Last updated on October 5, 2023
Xerberus, a UK-based Web3 risk management and platform, has released an investigative report on Ardana Labs, a failed stablecoin platform for the Cardano blockchain that attracted over $10 million in investments in 2021. According to the report, Ardana abruptly closed in November 2022, citing funding and project timeline uncertainties. However, the investigation highlights several factors that point to extraneous reasons for its downfall. Xerberus alleges that Ardana executives, including CEO Ryan Motovu, diverted 80% of the project’s funds into a personal wallet and made poor crypto investments, resulting in approximately $4 million in losses. Despite partnerships and successful fundraising efforts, Ardana never launched its stablecoin platform or bridge, and questionable asset management practices played a more significant role in its failure.

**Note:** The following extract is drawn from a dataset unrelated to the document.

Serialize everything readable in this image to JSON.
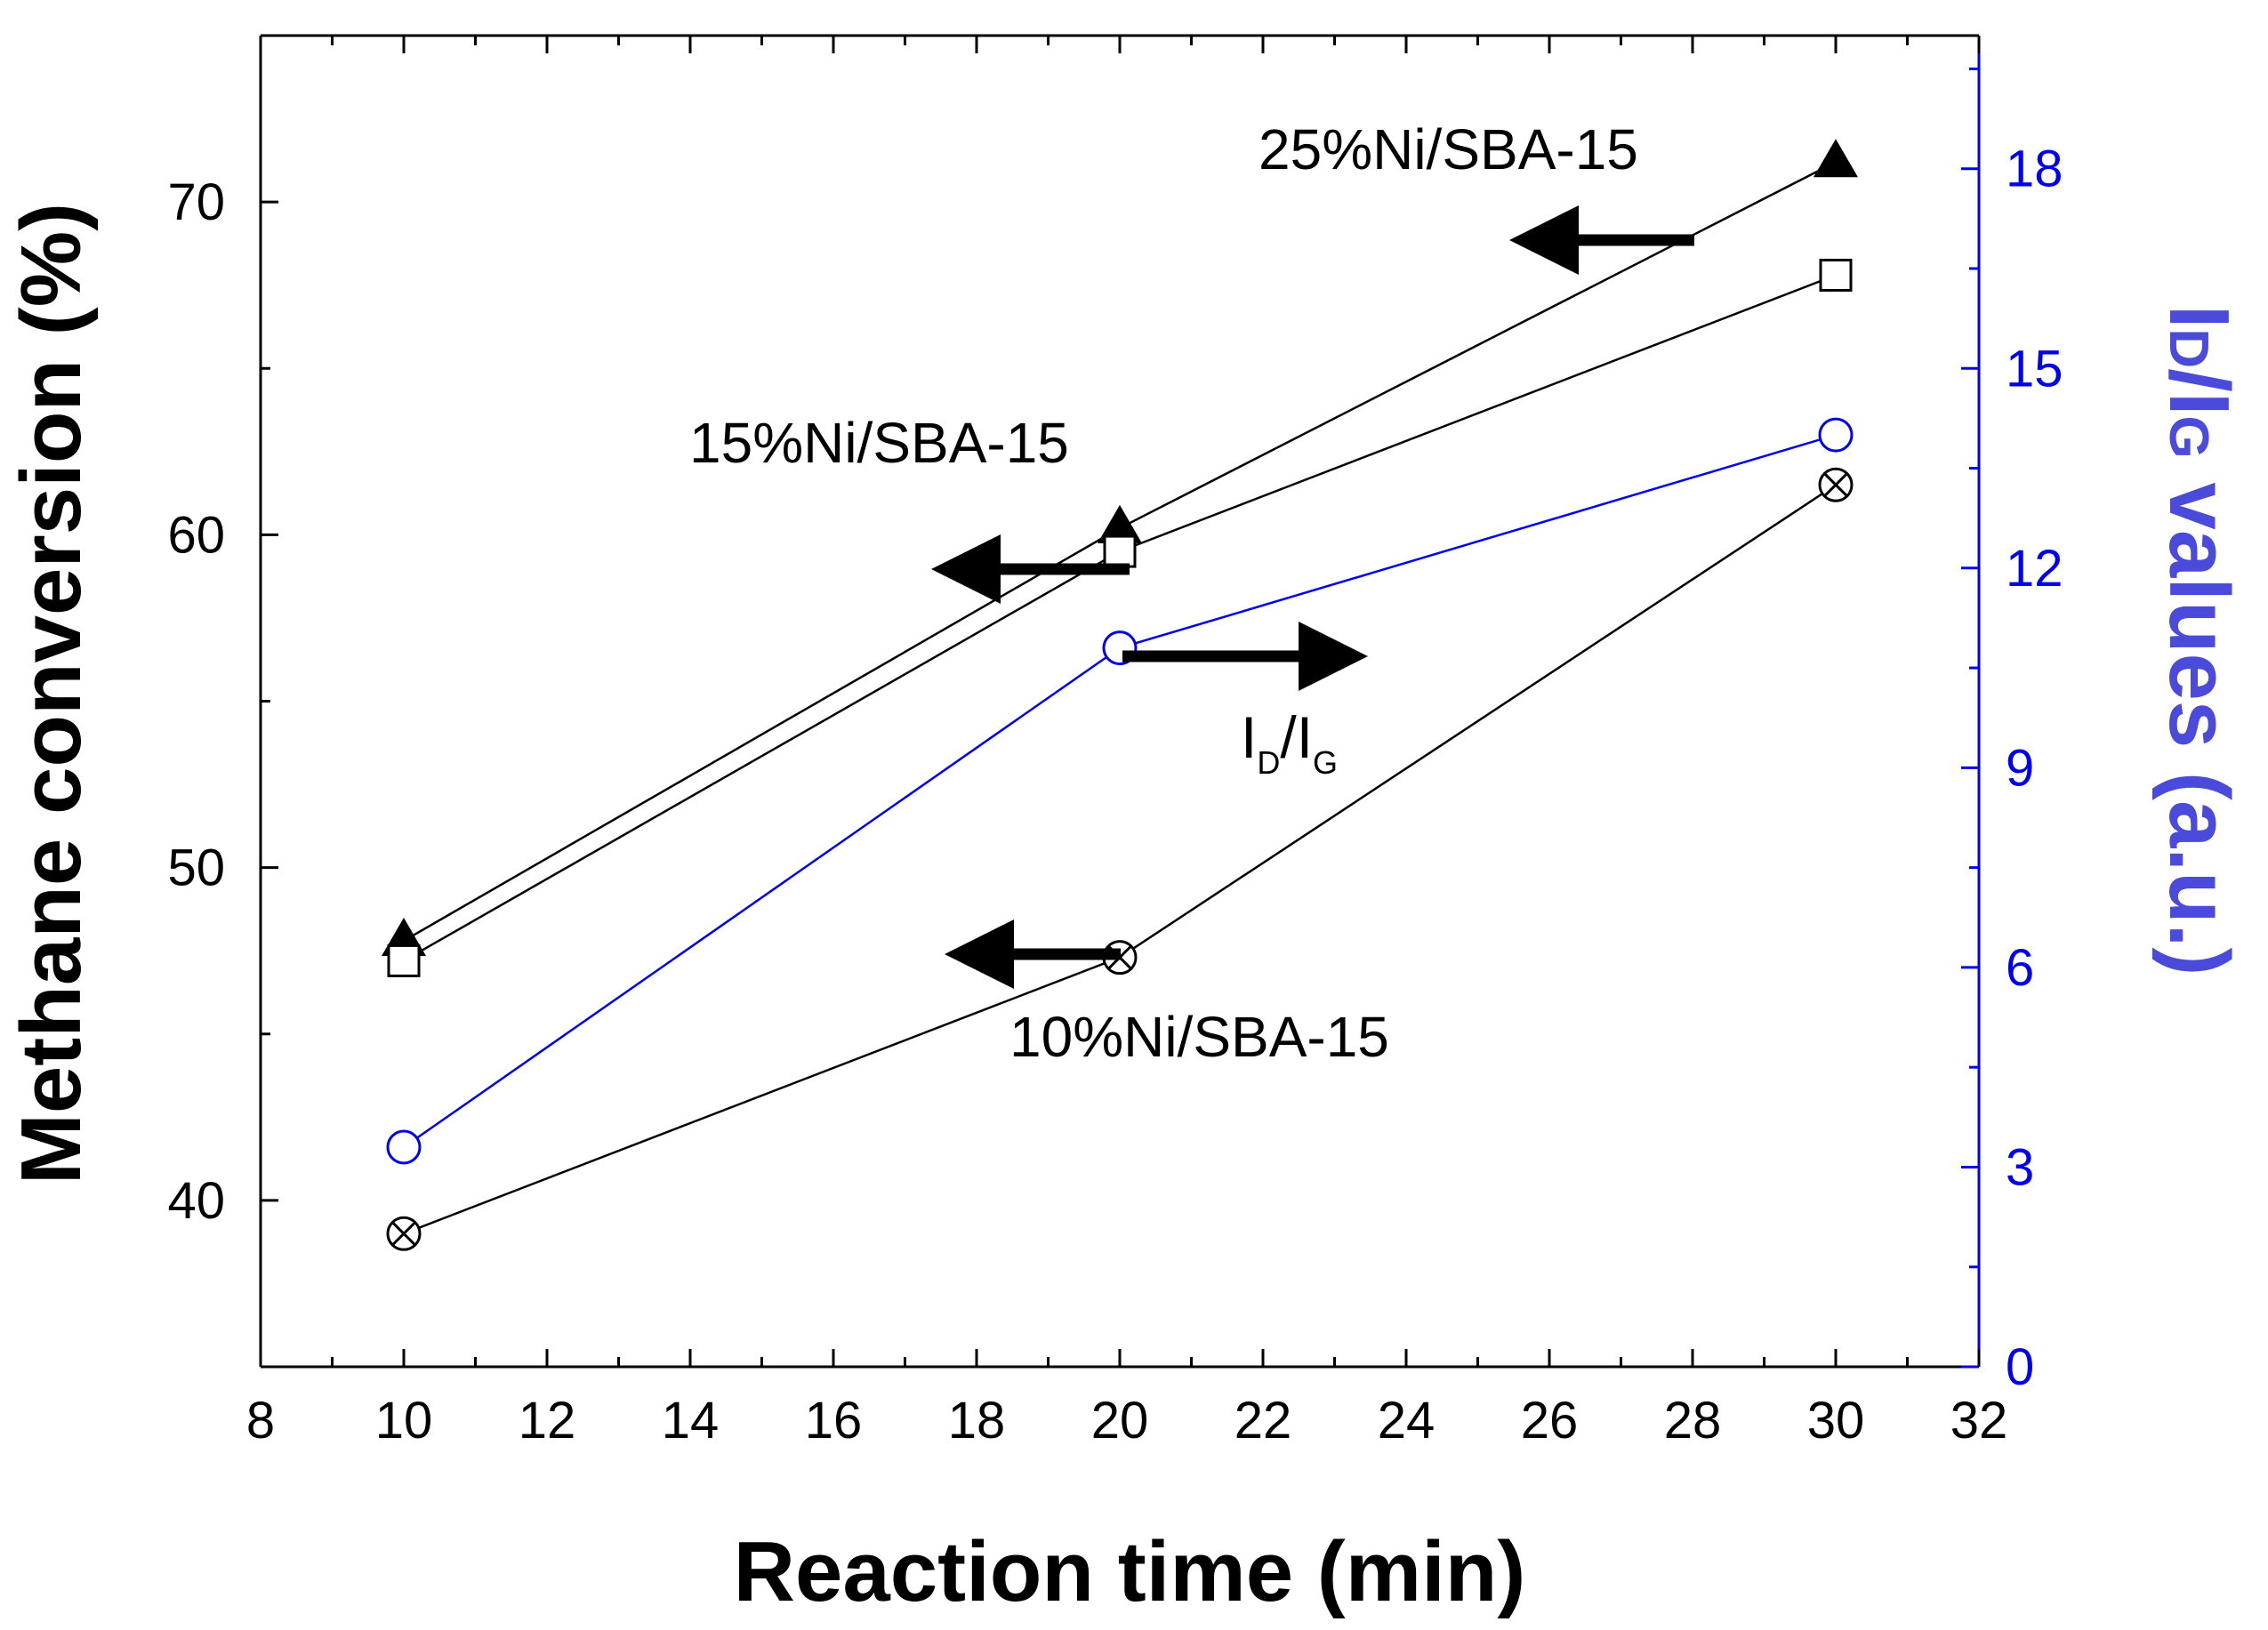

The investigation also reveals that Ardana Labs used an Ethereum wallet for its initial coin offering (ICO) in November 2021, with notable links to the address on Tokensoft’s ICO platform. Xerberus identified a $1 million transaction from venture capital firm Three Arrows Capital (3AC) to this address shortly after 3AC invested in Ardana. Funds from the fundraiser wallet were then routed to a “Target Wallet” through a series of intermediate steps, converted into CVX tokens, and transferred to what Xerberus alleges was an “Old Address” of Ardana founder Motovu. These funds were subsequently transferred to the Target Wallet, which was used for risky cryptocurrency investments, leading to significant losses. Xerberus also found that $4 million was funneled through centralized exchanges like Kraken, Coinbase, and Gate.io before reaching the Target Wallet, making it challenging to trace the funds beyond this point.